PSQR: una prima donna dell’informazione italiana


russell.jpgLa capacità di infilarsi in ogni contesto come un fluido viscoso è sempre stata la forza di Pierluigi Diaco. Fin da quando, giovanissimo, rispondeva ai lettori su Musica di Repubblica, rappresentandoli tutti senza che nessuno glielo avesse chiesto. E poi scriveva libri intervista a politici e giornalisti ignari di essere stati intervistati, parlava male del pc, parlava bene del pc, parlava bene di Bertinotti, coccolava Bertinotti, blandiva Bertinotti, faceva il moderno, faceva il conservatore, faceva il libertario, faceva il tradizionalista, faceva il trasgressivo-papalino-transgender-folle-protocollare-savio-neo/teo/geo-con-lib-prog, diventava amico del sindaco, del console, del proconsole, del basilisco, del papa nero, di qualsiasi carica sitituzionale possibile e immaginabile. Tutto questo fino ad avere ruoli di un certo peso a Sky TG24, a Rai News 24, diventando perfino uno dei conduttori preferiti di mia madre. La minifestazione di ieri a favore dei DICO o di qualsiasi altra roba vogliano decidersi di mettere in piedi, era condotta da Pierluigi Diaco e Alessandro Cecchi Paone.

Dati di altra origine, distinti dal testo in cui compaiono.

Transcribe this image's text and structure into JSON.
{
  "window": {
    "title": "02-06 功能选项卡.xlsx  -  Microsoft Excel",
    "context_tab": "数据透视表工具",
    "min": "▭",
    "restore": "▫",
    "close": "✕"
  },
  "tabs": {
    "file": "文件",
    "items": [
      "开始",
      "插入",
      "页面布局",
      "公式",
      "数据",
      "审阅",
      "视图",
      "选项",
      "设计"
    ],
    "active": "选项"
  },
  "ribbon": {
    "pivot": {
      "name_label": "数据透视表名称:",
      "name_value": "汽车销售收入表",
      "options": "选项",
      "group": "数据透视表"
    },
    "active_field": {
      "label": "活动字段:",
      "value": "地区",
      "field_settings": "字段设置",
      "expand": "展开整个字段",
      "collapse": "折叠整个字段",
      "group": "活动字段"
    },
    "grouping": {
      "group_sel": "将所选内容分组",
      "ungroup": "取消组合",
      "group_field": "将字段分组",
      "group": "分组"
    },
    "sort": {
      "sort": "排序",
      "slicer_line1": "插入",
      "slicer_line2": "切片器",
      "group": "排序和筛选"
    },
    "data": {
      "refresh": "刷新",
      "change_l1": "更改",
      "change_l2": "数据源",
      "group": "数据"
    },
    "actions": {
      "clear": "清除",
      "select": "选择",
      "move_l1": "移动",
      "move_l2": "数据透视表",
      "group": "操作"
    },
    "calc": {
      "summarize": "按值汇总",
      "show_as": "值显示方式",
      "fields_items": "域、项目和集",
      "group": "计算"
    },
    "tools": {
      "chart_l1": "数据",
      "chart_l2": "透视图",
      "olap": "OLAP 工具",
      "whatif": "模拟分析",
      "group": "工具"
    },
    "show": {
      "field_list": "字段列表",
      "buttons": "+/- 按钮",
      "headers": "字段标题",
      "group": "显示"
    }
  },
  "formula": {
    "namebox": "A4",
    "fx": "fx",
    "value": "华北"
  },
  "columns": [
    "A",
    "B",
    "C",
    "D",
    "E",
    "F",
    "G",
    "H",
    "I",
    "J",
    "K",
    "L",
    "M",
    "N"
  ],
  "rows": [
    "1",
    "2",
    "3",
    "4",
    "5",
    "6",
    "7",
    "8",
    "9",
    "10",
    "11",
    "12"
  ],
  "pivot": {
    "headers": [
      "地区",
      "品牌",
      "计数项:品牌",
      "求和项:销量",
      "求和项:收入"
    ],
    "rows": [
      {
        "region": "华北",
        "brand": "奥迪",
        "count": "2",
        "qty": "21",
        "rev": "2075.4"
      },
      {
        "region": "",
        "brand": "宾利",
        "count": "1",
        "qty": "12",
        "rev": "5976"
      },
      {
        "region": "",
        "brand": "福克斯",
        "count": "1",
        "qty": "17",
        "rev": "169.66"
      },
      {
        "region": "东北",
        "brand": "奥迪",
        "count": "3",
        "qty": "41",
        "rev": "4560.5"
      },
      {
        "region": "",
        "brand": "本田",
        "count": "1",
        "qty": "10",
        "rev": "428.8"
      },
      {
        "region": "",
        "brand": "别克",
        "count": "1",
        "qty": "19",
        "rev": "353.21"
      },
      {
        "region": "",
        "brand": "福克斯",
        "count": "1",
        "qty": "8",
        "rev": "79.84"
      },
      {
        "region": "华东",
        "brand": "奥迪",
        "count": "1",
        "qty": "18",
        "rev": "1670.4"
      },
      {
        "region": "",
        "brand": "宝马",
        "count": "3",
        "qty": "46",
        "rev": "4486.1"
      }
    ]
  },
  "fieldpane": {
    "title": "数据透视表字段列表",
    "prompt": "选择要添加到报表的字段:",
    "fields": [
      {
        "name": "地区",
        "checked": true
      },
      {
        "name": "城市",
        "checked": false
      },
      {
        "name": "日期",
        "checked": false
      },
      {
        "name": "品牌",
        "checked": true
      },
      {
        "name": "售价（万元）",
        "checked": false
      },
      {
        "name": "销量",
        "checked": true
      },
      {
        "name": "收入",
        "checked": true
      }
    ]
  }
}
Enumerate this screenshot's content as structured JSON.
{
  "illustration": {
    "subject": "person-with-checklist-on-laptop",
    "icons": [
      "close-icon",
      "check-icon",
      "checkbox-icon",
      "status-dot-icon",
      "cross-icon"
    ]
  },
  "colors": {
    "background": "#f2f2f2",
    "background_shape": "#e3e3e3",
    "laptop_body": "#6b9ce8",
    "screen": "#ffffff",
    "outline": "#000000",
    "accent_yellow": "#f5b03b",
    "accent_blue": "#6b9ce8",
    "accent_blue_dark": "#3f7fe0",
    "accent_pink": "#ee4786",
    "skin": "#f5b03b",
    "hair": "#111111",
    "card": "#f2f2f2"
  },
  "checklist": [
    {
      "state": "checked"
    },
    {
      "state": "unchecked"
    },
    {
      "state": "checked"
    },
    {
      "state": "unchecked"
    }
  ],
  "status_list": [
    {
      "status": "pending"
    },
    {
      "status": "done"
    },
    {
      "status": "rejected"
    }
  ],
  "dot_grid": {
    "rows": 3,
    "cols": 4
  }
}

Il secondo, ormai si è capito, è convinto che la propria condizione di gay che è venuto fuori pubblicamente lo renda martire, santo, portavoce del mondo gay. Da “La macchina del tempo” alla militanza più goffa e spesso inopportuna che si ricordi, il passo è stato misteriosamente molto breve. Insomma pare che ieri sia rimasto offeso dalla presenza di Diaco stesso e non sia salito sul palco. Come se la gente che era alla manifestazione avesse tempo e voglia di preoccuparsi ancora una volta delle paturnie di ACP.